África do Sul vai rever a sua relação com o Tribunal Penal Internacional

Em causa estão as críticas do TPI e dos tribunais sul-africanos à não detenção do Presidente do Sudão, alvo de um mandado de captura, quando esteve em Joanesburgo para a cimeira da União Africana.

Foto
Bashir não viajava desde 1999 para nenhum país membro do TPI Mujahid Safodien/AFP

O Governo sul-africano quer rever a sua associação ao Tribunal Penal Internacional (TPI) e clarificar o alcance da sua jurisdição nos estados que ratificaram o Estatuto de Roma. O TPI aproveitou a presença em Joanesburgo do Presidente do Sudão, Omar al-Bashir, no dia 14 de Junho, para emitir um mandado de captura.

Bashir, acusado de “crime de genocídio” em 2009 - foi o primeiro Presidente em exercício acusado pelo TPI -, acabou por abandonar a África do Sul, onde participava numa cimeira da União Africana, contrariando a imposição dos próprios tribunais do país.

O Governo argumentou que os “compromissos internacionais” impossibilitaram o cumprimento da ordem judicial do TPI. “O Gabinete [Conselho de Ministros] decidiu que irá rever a participação da África do Sul no Estatuto de Roma do Tribunal Internacional”, anunciou agora ministro da Presidência, Jeff Radebe. 

O ministro explicou ainda que uma saída do país do TPI apenas será considerada como “último recurso”, e que “tal decisão só poderá ser tomada se a África do Sul esgotar todas as soluções disponíveis”.

Assim, diz Radebe, o país irá iniciar “discussões formais” com o TPI e partilhar as suas preocupações, nomeadamente através de uma proposta de emenda que clarifique a interpretação do nº 2 do artigo 98 do Estatuto, relativo à cooperação entre o tribunal e um Estado, no “consentimento da entrega” da pessoa que é alvo de um mandado de captura.

Fadi El Abdallah, um porta-voz do TPI, disse esta quinta-feira que “quaisquer emendas ao Estatuto terão de ser discutidos e acordados pelos estados-membros”, cita a Reuters.

“O TPI (…) estava consciente que a África do Sul poderia ter dificuldades em executar o mandado de captura do Presidente Bashir devido aos seus compromissos internacionais”, acrescentou o ministro, alegando o estatuto de “imunidade diplomática” que o chefe de Estado do Sudão possuía, por visitar o país no âmbito do encontro da União Africana.
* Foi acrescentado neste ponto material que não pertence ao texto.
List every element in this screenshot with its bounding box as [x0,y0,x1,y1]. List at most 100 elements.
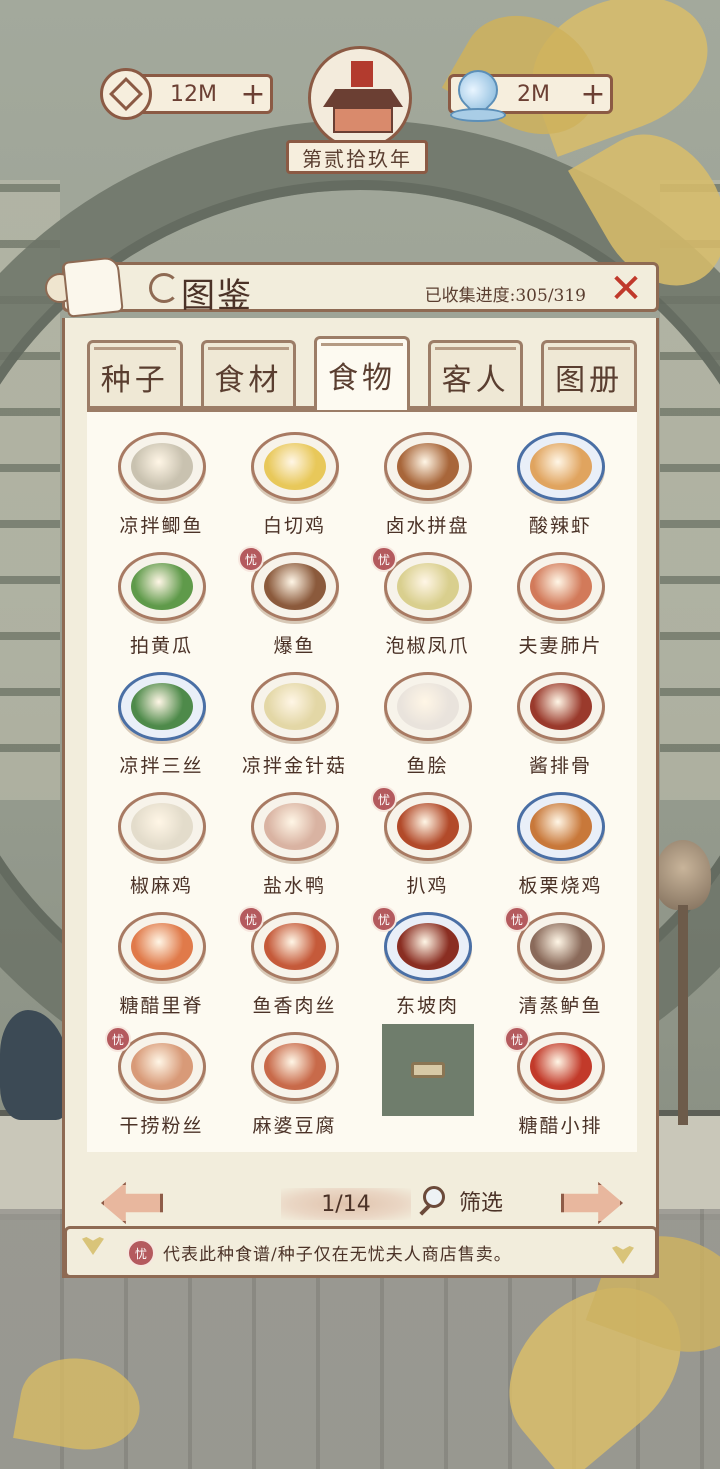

Gwede Mantashe, secretário-geral do Congresso Nacional Africano (ANC), o partido no poder no país desde 1994, disse na segunda-feira que o TPI era “perigoso” e que a África do Sul devia “retirar-se” do Estatuto.

Esta parece ser a opinião de alguns dos principais políticos do país, que acusam o tribunal de ter um “preconceito” contra África. O próprio ANC, através de uma nota oficial partilhada logo no dia 14 de Junho, já tinha criticado a “selectividade” do TPI, denunciando que “são os países africanos e da Europa de Leste que continuam injustificadamente a suportar o peso das decisões do tribunal”.

O Sudão é um dos nove países que estão sob investigação do TPI, todos eles africanos. Outros nove estados, de África, da Europa e da Ásia, estão em situação de “análises preliminares”. Desde que o tribunal accionou o processo contra si, em 2009, Bashir só viajava para países que não aderiram ao Estatuto de Roma.

Segundo o The Guardian, um juiz sul-africano pediu mesmo ao Ministério Público para considerar uma acusação judicial contra os funcionários do Governo que deixaram Omar al-Bashir sair do país, contrariando as ordens dos tribunais da África do Sul e do TPI.